About the Project

All the code that went into scraping, cleaning, and building the app can be found on my github .

Introduction

This project takes a user input of city information and uses the average of multiple distance measurements to find the most similar cities in America

The data was scraped from City Town Info. It is not the most complete data set with multiple states only including data from one city. However, through a python script, I was able to get fairly complete data on over 17 thousand US cities. From that data, I wanted a user to either choose an exsisting city or input features that they would like from a city and have a recommendation made for places like that. The end product is a user friendly experience that I am satisfied with.

It is an interesting project right now beacuse of the amount of people that have lost jobs and need to relocate or that have come to enjoy remote work and want to relocate.


Data Preparation

Using a python script, I scraped data from City Town Info for over 17,000 US cities

At first I wanted to find the right dataset online that was cleaned and ready to go. I wanted demographic and local information on a city to city basis. This proved harder to find than I thought. Many sites offered close to what I was looking for, but at a steep price ($500 +). Being a college student, I could not afford something like that, so I started to look at websites that offered that info. City Town Info offered a lot of data, and seemed plausable to scrape.

The data came in all as text. I cleaned up the html text, and converted everything to its proper string, integer, or float. This I then broke out to proper rows and columns so the data was tidy. I then ran through some feature selection and choose the top 20 most important features down from ~80.


Mining / Learning from the Data

From the start I knew that the most obvious way to make recommedations with this dataset was K-Nearest Neighbors, but the normal, off-the-shelf packages would not work in my case

My recommendation problem was almost inbetween supervised and unsupervised learning. I had ordered data, but was not predicting a label. I just needed a distance measurement like in K-Nearest Neighbors. With some advice and google, I found that the spacy package in python has prebuilt distance measurements. My approach is to use three of the most popular: Euclidean Distance, Manhattan Distance, and Chebyshev Distance.

            euclidean = scipy.spatial.distance.cdist(data, obs, metric='euclidean')
            manhattan = scipy.spatial.distance.cdist(data, obs, metric='cityblock')
            chebyshev = scipy.spatial.distance.cdist(data, obs, metric='chebyshev')

            combined = (euclidean + manhattan + chebyshev) / 3
                  

By finding the distance between the user input and all other point in the dataset with each method, I could take an average of the three and then find the n closest points. There may be better ways to go about it, but this was the best solution I could find; to implement my own version of Nearest Neighbors.


Results

The result is the app

Conclusions

With data that I have access to, the final result work great

There are some limitations with this project. First, the data that we are using was collected from an incomplete source. Many states are missing many cities and city data. This means that those few states are going to be under represented. However, there is data for every state and every type of city (i.e. old/young, large/small, rich/poor). Second is a problem with our comparison algorithm. The main problem with Nearest Neighbors is the curse of dementionality. This means the more features we include when calculating distance, the more difficult it is to have confidence in the results. This is why I included a way to compare only one ideal feature in the app.

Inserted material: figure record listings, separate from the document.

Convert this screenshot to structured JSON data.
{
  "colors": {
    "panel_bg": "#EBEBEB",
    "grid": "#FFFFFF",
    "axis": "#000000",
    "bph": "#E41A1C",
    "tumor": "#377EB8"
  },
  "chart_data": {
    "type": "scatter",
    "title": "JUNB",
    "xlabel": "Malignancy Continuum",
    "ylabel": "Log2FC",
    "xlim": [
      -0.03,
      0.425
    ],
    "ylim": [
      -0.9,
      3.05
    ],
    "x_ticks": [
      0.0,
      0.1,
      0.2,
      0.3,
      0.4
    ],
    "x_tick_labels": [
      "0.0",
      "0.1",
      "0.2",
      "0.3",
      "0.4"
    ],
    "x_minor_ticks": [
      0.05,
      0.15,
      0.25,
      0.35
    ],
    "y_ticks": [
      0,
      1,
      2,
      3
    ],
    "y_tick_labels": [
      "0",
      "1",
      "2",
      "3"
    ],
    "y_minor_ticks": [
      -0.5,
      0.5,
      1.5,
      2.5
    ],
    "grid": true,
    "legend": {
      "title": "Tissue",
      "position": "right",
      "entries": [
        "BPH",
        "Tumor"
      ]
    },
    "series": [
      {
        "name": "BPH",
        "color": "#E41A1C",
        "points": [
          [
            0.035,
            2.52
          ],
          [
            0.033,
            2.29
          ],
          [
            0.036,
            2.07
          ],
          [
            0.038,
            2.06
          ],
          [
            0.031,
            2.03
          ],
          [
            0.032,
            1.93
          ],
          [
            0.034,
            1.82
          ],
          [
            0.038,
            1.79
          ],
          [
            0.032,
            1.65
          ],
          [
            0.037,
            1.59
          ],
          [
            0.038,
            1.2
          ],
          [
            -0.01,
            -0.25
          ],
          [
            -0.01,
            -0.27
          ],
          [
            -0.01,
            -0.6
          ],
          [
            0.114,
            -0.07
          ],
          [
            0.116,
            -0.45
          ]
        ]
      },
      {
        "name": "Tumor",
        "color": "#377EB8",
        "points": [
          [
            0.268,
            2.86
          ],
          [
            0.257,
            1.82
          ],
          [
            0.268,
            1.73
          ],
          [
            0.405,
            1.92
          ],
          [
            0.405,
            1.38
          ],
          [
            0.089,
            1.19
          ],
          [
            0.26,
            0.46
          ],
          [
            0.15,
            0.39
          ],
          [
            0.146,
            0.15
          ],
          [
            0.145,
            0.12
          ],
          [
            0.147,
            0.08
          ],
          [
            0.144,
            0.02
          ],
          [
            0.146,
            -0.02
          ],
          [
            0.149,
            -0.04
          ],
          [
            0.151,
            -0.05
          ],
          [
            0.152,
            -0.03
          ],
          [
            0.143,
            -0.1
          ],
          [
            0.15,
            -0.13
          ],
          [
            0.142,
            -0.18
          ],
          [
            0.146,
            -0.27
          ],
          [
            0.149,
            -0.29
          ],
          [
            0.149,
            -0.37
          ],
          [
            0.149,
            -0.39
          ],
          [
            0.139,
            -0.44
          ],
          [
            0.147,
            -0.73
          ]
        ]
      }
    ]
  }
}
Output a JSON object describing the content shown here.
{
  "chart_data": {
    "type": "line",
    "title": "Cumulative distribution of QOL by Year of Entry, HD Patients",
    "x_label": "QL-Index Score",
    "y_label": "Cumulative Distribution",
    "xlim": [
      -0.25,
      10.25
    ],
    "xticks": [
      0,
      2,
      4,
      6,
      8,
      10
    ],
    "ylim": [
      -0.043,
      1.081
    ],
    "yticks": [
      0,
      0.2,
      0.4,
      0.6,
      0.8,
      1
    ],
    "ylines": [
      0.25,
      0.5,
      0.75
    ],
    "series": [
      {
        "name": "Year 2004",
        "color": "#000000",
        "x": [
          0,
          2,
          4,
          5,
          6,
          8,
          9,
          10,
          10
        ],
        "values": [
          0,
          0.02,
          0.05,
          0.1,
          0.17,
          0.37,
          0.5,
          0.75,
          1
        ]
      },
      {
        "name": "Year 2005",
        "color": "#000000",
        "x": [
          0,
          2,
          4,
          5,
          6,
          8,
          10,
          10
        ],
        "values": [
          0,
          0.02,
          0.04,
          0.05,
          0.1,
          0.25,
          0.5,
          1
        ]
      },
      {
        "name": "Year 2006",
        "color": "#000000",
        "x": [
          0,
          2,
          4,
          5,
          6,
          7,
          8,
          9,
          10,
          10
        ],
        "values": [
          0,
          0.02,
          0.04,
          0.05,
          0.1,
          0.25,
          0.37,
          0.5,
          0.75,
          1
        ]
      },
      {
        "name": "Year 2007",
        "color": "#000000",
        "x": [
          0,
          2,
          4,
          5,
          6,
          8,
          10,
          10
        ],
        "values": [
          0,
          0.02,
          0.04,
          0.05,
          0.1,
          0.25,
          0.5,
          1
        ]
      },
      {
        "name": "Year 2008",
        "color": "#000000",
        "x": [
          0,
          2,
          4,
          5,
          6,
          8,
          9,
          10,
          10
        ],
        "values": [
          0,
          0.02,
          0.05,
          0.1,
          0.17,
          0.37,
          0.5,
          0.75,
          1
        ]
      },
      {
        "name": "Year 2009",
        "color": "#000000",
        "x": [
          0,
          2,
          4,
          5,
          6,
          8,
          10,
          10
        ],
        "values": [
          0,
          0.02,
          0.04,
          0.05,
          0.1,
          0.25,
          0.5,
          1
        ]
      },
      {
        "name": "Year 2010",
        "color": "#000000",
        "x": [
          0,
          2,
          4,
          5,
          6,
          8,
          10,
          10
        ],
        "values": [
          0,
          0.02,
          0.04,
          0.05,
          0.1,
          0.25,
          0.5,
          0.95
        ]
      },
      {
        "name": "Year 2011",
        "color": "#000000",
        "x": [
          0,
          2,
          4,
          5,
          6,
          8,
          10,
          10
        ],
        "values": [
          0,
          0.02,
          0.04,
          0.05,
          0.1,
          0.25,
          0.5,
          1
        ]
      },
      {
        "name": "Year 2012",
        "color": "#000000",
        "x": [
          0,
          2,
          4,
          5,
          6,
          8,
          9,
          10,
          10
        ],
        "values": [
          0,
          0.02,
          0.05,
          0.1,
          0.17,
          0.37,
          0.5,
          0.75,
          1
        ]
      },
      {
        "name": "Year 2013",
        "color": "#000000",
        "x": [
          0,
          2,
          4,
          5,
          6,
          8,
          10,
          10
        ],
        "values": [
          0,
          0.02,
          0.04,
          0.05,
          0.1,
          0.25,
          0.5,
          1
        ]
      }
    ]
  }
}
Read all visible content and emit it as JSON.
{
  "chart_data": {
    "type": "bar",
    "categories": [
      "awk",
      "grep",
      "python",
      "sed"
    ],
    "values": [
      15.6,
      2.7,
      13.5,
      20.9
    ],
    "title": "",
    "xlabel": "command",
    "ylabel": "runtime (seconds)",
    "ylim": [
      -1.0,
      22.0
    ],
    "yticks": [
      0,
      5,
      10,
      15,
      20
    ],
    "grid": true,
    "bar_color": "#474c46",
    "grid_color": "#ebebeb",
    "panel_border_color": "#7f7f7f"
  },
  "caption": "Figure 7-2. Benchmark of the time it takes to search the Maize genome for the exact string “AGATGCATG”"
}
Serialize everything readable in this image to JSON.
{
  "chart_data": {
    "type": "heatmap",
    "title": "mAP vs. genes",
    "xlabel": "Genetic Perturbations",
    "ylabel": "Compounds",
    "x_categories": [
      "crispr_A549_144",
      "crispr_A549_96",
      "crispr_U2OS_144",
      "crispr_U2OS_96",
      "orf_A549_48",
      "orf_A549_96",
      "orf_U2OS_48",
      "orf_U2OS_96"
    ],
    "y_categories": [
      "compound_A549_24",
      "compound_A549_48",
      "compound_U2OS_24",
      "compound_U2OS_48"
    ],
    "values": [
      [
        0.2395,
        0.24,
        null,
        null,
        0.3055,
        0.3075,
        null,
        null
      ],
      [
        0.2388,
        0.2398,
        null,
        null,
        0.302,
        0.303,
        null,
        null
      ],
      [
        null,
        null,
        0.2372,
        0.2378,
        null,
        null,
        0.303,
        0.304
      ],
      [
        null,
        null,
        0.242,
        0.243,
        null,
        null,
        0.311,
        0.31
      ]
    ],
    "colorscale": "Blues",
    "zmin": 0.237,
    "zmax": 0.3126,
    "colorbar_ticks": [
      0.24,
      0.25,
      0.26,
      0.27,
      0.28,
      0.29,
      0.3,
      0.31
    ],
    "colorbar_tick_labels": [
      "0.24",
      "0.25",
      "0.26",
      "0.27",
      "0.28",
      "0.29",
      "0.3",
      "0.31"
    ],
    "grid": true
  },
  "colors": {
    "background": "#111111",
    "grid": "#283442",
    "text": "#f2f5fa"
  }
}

Overall, this project was a success. The recommendation system works and can handle many different situations. It is interesting to see what cities have in common. Take note as you try out the app.


Lessons Learned

My two main takaways are from data integrity and displaying results

If I were to start this project over, I would spend more time trying to find more complete data. I did not do my due diligence in making sure all the data was there. By the time I realized some states were missing many cities, I was deep into the project. The data that we use in machine learning is the output. This means that if the data in missing or incomplete, we will have a baised output. My other change would be to make an output that you can connect with. My output doesn't make me do anything. Presenting findings is just as important as the findings. The presentation is what leads to action.